This is a 4-bit quantized version of naver-hyperclovax/HyperCLOVAX-SEED-Think-32B using bitsandbytes NF4 quantization with double quantization for optimal memory efficiency.

Model Overview

HyperCLOVA X SEED 32B Think is an advanced vision-language thinking model that extends the SEED Think 14B line.

Quantization Details

Quantization Method: bitsandbytes NF4 (NormalFloat 4-bit) Compute dtype: bfloat16 Storage dtype: uint8 Double Quantization: Enabled

Installation

Requirements

pip install torch transformers bitsandbytes accelerate

Quick Start

import torch
from transformers import AutoModelForCausalLM, AutoTokenizer

model_id = "jjjssjs/HyperCLOVAX-SEED-Think-32B-4bit"

# Load tokenizer
tokenizer = AutoTokenizer.from_pretrained(
    model_id,
    trust_remote_code=True,
    fix_mistral_reges=True
)

# Load quantized model (quantization config is in config.json)
model = AutoModelForCausalLM.from_pretrained(
    model_id,
    device_map="auto",
    trust_remote_code=True,
    torch_dtype=torch.bfloat16,
)

# Generate
inputs = tokenizer("양자역학이 뭐야?", return_tensors="pt").to(model.device)

with torch.no_grad():
    outputs = model.generate(
        **inputs,
        max_new_tokens=100,
        do_sample=True,
        temperature=0.7,
        top_p=0.9,
    )

print(tokenizer.decode(outputs[0], skip_special_tokens=True))

Usage Examples

Basic Text Generation

prompt = "Explain quantum computing in simple terms."
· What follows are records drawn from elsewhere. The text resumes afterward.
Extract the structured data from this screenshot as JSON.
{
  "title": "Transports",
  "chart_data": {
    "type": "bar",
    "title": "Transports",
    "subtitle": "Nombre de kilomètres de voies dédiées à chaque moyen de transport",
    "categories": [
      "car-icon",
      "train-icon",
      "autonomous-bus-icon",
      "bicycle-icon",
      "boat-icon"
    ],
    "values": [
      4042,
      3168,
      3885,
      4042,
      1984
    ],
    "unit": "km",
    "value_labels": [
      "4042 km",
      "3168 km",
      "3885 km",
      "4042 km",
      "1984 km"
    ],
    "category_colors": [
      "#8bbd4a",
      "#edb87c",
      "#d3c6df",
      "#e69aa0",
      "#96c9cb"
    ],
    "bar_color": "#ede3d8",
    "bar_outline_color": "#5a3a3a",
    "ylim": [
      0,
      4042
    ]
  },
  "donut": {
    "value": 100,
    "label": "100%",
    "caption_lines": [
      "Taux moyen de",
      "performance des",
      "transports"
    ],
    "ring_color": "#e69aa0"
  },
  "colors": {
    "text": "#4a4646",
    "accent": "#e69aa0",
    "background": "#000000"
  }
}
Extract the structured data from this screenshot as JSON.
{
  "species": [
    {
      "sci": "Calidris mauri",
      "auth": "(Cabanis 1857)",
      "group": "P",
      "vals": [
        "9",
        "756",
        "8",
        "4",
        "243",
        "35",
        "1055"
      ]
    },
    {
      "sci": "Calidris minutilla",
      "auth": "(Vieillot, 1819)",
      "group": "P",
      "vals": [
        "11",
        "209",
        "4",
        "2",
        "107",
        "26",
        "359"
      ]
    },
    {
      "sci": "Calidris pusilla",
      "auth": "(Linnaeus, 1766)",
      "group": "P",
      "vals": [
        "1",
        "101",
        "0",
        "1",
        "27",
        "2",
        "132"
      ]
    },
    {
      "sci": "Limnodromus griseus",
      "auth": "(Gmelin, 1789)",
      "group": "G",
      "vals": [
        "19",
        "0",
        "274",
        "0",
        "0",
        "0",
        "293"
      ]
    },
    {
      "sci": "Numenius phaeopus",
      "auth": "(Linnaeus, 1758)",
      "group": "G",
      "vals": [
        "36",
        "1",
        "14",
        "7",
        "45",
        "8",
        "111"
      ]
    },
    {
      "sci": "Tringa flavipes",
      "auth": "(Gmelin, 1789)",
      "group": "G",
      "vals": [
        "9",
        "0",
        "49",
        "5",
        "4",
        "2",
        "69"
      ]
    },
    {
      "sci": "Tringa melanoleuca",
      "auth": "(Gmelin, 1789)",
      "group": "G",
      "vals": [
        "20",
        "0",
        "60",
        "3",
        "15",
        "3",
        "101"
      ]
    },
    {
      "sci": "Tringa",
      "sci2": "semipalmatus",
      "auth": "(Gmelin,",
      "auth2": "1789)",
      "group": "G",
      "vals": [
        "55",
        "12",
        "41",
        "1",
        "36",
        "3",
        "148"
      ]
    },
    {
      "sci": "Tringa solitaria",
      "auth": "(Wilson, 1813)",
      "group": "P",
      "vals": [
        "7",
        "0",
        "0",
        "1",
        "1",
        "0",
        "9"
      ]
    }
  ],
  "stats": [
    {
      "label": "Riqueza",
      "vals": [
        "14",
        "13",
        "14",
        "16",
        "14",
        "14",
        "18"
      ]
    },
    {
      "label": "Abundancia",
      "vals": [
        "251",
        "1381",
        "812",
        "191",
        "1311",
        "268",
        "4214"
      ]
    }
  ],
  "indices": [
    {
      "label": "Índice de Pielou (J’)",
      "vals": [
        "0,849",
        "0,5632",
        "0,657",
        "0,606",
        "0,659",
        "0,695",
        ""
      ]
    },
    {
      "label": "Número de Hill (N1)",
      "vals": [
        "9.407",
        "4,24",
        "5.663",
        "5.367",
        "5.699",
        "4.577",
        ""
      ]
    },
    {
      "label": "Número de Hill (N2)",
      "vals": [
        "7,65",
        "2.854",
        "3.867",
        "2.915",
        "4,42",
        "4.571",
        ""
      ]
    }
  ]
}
inputs = tokenizer(prompt, return_tensors="pt").to(model.device)

outputs = model.generate(
    **inputs,
    max_new_tokens=200,
    temperature=0.7,
    top_p=0.9,
)

response = tokenizer.decode(outputs[0], skip_special_tokens=True)
print(response)

Image Understanding

from PIL import Image

# Load image
image = Image.open("example.jpg")

# Prepare inputs
text = "Describe this image in detail."
inputs = tokenizer(text, return_tensors="pt").to(model.device)

# Generate response
outputs = model.generate(
    **inputs,
    max_new_tokens=150,
)

print(tokenizer.decode(outputs[0], skip_special_tokens=True))

Multi-turn Conversation

conversation = [
    {"role": "user", "content": "What is machine learning?"},
    {"role": "assistant", "content": "Machine learning is..."},
    {"role": "user", "content": "Can you give me an example?"}
]

# Process conversation
inputs = tokenizer.apply_chat_template(
    conversation,
    return_tensors="pt"
).to(model.device)

outputs = model.generate(inputs, max_new_tokens=200)
print(tokenizer.decode(outputs[0], skip_special_tokens=True))

Features:

  • Reasoning mode with <think>...</think> output
  • Multi-turn conversation support
  • Image/Video understanding
  • Korean-centric reasoning
  • Long-context understanding (128K tokens)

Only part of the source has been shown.